J’ai dit que la librairie « Mille sabords » de Saint-Martin en Ré, fortuitement découverte au début de ce mois d’août, ne proposait aucun ouvrage de tintinologie, et notamment pas le moindre Tisseron, auteur pourtant de trois livres, Tintin chez le psychanalyste (Aubier Flammarion 1985), Tintin et les secrets de famille (Aubier Flammarion 1992), Tintin et le secret d’Hergé (Hors collection 1993 et rééd. 2016). Françoise et moi possédions le premier, dédicacé par Serge « avec toute mon amitié », que je ne fis à l’époque que parcourir sans m’attacher à sa lecture ; Françoise en revanche s’en servit, avec grand succès me dit-elle, pour les cours qu’elle donnait d’initiation à la psychanalyse auprès d’un groupe privé qui se réunissait chez nous chaque semaine – mais ce livre disparut, après sa mort en 2016, dans le don général que je fis de sa bibliothèque à l’hôpital psychiatrique de Saint-Egrève.
Revenant à Tintin, j’étais donc désireux d’acquérir l’ensemble des trois livres, c’est chose faite depuis quelques jours, et je viens d’en achever la (passionnante) lecture. Je ne sais si je réussirai à en rendre compte ici en un seul billet, tellement le matériau est vaste, et impressionnant, par où commencer ?
Je découvre non sans surprise en ouvrant le premier qu’il a été préfacé par Didier Anzieu, un psychanalyste auquel je me suis trouvé moi-même relié dès… 1961 ! Âgé de 16-17 ans, j’étais alors en classe de philo au lycée Jacques-Amyot de Melun, où notre professeur, « Monsieur Champault », évoquait souvent dans ses cours celui qui avait été son meilleur élève, Didier Anzieu, lui aussi natif de notre petite ville. J’ai beaucoup de reconnaissance envers cet enseignant, même si ses cours ne suivaient pas du tout la ligne ou le style que j’imprimerai dix années plus tard aux miens, car pour d’obscures raisons il me révéla la force et les prestiges de notre discipline.
Nous tentions alors, avec quelques camarades, de mettre sur pied (déjà !) une petite revue de collège, « La Pierre philosophale », dont je ne pourrais sans honte évoquer ici le contenu, mais c’est à ces assez misérables feuilles que je confiais un beau jour une prose intitulée « Psychanalyse de Tintin », où je me lançais (en 1961 donc !) dans l’exégèse d’un ou de plusieurs rêves faits par Tintin (ou Haddock je ne sais plus) dans différents albums ; sur les conseils de Mr Champault, en qui ma tentative dut susciter une approbation minimale, je l’envoyais à son cher Didier Anzieu (qui n’était pas encore l’auteur du Moi peau), lequel me répondit très civilement, et laconiquement (j’ai perdu ce billet), que « les psychanalystes devraient s’intéresser de plus près à Tintin ». En 1961 ! J’ai gardé de ce bref échange la certitude que cette BD demandait non seulement à être lue, mais à être déchiffrée ou décryptée ; qu’il y avait, dans ou entre les cases de ces albums, une espèce de mystérieux double-fond.

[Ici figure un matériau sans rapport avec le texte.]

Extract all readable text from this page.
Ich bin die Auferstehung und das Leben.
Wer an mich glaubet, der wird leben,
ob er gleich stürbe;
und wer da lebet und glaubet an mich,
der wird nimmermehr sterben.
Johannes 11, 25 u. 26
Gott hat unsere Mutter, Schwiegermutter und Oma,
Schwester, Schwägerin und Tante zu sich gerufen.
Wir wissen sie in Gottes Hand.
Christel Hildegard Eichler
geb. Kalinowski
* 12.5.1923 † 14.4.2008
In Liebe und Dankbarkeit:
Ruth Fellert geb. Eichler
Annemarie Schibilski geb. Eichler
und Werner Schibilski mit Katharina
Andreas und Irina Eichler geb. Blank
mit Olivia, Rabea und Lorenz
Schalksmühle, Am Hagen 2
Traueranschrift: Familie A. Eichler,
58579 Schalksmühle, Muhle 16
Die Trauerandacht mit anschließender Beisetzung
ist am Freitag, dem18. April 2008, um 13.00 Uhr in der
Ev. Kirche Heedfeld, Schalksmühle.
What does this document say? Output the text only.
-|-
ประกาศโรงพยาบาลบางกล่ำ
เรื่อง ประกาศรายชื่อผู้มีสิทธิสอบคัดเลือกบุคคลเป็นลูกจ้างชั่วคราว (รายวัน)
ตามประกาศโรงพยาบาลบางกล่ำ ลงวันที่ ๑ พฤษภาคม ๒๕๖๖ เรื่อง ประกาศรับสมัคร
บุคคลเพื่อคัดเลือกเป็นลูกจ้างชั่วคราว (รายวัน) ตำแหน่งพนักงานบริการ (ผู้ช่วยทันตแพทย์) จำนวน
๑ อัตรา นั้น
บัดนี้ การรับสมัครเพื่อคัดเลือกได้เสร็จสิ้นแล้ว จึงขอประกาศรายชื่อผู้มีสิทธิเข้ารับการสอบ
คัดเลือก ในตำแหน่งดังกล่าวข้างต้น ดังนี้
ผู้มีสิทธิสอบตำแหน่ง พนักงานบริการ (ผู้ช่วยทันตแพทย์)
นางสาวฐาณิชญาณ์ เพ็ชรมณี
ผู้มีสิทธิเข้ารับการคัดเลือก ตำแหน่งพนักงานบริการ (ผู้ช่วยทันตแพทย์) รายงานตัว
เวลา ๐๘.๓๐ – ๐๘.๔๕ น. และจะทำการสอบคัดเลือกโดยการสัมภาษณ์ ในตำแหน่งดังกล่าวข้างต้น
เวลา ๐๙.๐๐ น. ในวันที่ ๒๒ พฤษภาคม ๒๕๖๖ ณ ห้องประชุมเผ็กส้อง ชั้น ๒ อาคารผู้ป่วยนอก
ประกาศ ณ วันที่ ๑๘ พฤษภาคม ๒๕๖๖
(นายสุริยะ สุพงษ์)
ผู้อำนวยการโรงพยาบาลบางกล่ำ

Je n’ouvre donc pas sans une émotion particulière ce premier essai tintinesque de Tisseron, un auteur sur lequel il me faut également dire un mot, avant d’en venir au fond. J’ai très bien connu Serge, qui a participé au lancement de nos Cahiers de médiologie, puis surtout au « Collège iconique » qui s’est réuni chaque mois dans les locaux parisiens de l’INA, durant des années. Et je garde de ses interventions, au cours de ces séances, un souvenir très ambivalent ; Serge Tisseron était un chercheur évidemment supérieur à la plupart d’entre nous, et sa parole en imposait ; mais, comment dire ? il cherchait la bagarre ! Et il ne pouvait écouter mes propres prises de parole sans, aussitôt, avec une voix douce et beaucoup de tendres sourires, méthodiquement me déchiqueter, dilacérer mot par mot ce que je venais d’avancer. Tout en protestant, toujours, de la plus vive amitié pour celui qu’avec la suavité d’une mante religieuse il mettait ainsi en pièces. Je me suis lassé de cette amitié, et j’ai abandonné la lecture de ses livres, au demeurant assez inégaux, et répétitifs. Mais je dois aussitôt me corriger pour dire à quel point je trouve ces trois volumes consacrés à Tintin excellents, voire illuminants. Au point que je m’étonne de leur peu de répercussions : la recherche de Tisseron mériterait d’être citée par tous les tintinologues tellement elle renouvelle, ou éclaire, le sujet, qu’on ne peut, l’ayant lu, regarder du même œil qu’avant ! Que dit-il donc, et de quelle façon ?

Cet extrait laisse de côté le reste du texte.